In her darkened bedroom, when her body called her, she explored her sensations, explored them as intently as she practiced at the barre, her breathing deep red behind her eyelids, and she shuddered as she discovered how she was wired. It was not a fetish, nor an addiction, but rather a secret self that grew more aware as she grew older. She enjoyed her secret self. It was not all nature-child innocence, however. She occasionally felt the need for something edgy, forbidden, and she closed her eyes tight, on a night of a colossal thunderstorm outside her window, amazed at herself, as she held the swan-necked handle of Prababushka ’s brush in her long fingers, timing the lightning flashes to match her own rhythms. Wanting more and more, amazed still, she trailed the humid point lower and held her breath and felt the even sweeter surge of the handle suddenly pinning her like a beetle in a display case. Thank God she had now taken to combing her own hair in the evenings after ballet school.
Though she had casual friends, Dominika was not friendly with her classmates. For all that, she was class leader, concerned and consumed with nothing but the troupe’s progress, its record of excellence, the triumphs in competitions with other schools, especially those from Saint Petersburg, the spiritual center of Russian ballet of the imperial style. Dominika lectured her weary fellow dancers about the Moscow School’s purity, its essential Russian nature. They all called her klikusha, the demoniac, behind her back, the New Russian Woman, the gladiator, the star, the devoted, the true believer. Oh, shut up, they thought.

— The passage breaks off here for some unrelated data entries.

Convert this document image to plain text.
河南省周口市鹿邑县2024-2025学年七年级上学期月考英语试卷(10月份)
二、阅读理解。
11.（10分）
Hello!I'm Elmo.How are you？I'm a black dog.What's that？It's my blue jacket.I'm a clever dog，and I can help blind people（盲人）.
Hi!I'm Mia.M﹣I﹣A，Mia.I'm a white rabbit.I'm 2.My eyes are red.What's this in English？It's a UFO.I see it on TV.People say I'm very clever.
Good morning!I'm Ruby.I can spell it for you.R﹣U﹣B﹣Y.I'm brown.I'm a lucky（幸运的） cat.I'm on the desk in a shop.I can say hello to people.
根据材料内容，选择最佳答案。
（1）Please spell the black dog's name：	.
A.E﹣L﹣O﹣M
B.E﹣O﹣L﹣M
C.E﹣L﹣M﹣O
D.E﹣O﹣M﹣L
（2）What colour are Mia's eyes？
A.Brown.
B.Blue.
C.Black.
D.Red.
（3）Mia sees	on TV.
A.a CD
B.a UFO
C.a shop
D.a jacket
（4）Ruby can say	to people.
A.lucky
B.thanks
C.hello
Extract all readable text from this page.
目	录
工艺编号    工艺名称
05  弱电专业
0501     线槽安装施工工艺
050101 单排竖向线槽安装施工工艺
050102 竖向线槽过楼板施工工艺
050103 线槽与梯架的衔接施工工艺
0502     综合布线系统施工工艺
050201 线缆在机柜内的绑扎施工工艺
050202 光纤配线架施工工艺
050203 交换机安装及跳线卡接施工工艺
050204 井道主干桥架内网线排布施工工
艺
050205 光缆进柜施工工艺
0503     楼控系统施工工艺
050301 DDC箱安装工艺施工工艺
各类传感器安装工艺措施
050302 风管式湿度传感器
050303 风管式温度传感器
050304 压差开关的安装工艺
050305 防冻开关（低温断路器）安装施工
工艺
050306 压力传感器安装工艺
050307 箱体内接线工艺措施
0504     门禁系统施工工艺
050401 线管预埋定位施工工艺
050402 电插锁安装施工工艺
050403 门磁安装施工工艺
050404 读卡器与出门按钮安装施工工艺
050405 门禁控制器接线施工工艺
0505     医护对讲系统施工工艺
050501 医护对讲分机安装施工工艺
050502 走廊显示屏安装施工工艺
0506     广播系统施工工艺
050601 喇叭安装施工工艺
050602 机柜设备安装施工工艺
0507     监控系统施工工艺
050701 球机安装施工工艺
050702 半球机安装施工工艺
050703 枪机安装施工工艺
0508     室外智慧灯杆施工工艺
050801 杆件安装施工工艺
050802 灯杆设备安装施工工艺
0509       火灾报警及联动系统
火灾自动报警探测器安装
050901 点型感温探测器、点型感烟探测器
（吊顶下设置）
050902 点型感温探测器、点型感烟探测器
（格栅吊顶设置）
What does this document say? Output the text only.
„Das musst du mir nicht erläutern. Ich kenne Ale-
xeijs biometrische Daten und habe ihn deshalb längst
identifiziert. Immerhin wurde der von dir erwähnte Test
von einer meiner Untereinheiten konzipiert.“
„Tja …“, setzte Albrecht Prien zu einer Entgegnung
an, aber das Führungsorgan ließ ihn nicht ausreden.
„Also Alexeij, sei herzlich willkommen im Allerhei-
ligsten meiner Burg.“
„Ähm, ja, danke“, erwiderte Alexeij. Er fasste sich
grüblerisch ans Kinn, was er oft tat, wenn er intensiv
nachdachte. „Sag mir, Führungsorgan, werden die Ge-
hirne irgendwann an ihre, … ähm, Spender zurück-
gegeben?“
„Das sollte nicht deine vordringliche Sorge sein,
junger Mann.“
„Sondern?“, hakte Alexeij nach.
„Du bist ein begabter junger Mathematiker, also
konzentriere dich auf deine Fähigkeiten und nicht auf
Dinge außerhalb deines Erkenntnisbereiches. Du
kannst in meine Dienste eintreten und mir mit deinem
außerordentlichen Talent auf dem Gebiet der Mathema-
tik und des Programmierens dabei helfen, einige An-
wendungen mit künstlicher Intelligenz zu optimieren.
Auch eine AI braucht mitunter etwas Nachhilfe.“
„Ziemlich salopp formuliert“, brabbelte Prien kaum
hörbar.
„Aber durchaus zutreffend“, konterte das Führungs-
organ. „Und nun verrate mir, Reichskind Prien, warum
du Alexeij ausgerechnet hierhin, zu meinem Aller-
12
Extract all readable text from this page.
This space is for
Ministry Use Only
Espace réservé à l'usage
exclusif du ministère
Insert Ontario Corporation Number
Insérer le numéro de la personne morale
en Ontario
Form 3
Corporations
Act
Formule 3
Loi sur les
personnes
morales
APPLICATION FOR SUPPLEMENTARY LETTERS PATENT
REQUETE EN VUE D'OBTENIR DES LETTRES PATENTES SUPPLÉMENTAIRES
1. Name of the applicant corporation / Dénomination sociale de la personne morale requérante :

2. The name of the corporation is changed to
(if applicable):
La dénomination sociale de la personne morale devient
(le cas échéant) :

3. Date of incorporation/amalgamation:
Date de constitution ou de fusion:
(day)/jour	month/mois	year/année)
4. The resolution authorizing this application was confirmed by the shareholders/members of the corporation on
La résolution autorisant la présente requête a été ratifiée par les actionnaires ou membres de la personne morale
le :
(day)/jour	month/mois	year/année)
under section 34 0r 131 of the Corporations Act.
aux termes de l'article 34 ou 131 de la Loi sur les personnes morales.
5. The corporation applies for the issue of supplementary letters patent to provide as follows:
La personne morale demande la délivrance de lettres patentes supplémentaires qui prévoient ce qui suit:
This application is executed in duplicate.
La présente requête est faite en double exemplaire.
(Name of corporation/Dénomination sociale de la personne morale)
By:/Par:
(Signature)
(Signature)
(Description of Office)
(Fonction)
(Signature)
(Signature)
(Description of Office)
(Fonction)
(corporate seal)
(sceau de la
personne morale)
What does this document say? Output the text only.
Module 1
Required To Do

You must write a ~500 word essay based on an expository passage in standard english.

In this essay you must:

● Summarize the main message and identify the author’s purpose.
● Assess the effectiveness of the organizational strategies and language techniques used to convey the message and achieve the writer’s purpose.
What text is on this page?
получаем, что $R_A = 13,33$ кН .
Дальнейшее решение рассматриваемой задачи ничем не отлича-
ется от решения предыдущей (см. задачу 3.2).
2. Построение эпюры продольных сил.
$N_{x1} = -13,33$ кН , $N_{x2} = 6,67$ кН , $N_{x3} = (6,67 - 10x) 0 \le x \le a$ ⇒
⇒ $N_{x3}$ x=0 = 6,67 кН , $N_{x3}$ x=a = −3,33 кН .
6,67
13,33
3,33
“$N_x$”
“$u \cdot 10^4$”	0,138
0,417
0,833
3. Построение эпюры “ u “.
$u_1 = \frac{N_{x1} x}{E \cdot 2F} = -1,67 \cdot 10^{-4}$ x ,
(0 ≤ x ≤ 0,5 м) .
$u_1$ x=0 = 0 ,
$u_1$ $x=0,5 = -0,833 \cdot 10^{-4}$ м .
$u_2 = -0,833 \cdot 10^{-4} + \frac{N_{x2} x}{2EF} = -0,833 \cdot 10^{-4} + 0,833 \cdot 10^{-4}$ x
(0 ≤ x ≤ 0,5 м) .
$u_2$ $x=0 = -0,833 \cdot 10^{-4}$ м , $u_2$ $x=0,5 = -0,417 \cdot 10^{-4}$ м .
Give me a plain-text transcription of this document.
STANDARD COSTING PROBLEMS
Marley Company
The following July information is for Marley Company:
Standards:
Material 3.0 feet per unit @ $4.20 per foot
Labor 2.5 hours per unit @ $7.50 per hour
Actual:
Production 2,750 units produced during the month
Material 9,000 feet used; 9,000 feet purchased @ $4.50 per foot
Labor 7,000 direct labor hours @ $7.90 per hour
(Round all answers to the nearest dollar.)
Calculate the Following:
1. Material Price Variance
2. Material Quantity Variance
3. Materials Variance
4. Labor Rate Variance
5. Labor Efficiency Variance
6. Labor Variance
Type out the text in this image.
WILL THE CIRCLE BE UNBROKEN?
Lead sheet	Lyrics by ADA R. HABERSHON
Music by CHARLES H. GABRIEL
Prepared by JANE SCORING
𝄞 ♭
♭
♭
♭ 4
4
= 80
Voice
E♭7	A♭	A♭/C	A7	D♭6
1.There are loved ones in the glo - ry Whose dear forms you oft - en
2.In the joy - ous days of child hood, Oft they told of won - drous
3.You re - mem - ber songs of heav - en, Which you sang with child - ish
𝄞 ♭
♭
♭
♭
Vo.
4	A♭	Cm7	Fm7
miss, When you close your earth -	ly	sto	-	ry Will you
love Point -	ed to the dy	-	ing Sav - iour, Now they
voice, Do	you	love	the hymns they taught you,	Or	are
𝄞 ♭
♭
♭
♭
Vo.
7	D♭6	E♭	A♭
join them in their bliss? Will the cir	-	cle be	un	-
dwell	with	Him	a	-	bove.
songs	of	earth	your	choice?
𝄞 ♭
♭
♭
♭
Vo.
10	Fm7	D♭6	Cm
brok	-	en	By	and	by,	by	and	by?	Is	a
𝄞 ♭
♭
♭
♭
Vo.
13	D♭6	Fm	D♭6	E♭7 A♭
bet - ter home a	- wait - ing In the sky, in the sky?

At twenty-two, Sonya Moroyeva probably had one final year to move up from the academy to the Bolshoi, but with Egorova in the running that year, her chances were not good. She had been dancing all her life, was the daughter of a full member of the Duma, and was at the core a spoiled and vain young woman. She was, frankly, desperate. She had been recklessly sleeping with a boy in the troupe, blond, lynx-eyed Konstantin, an incredibly risky activity that if discovered by the instructors would have guaranteed their instant dismissal from the school. But after fifteen years in the academy she knew the quiet times, and when the sauna room was deserted, and how long they had for their sweaty sessions, with her supple legs bent over her head, and she whispered in Konstantin’s ear for a week, and told him she loved him, and ground her hips up at him, licking the sweat from his face, and begged him to save her career, her life.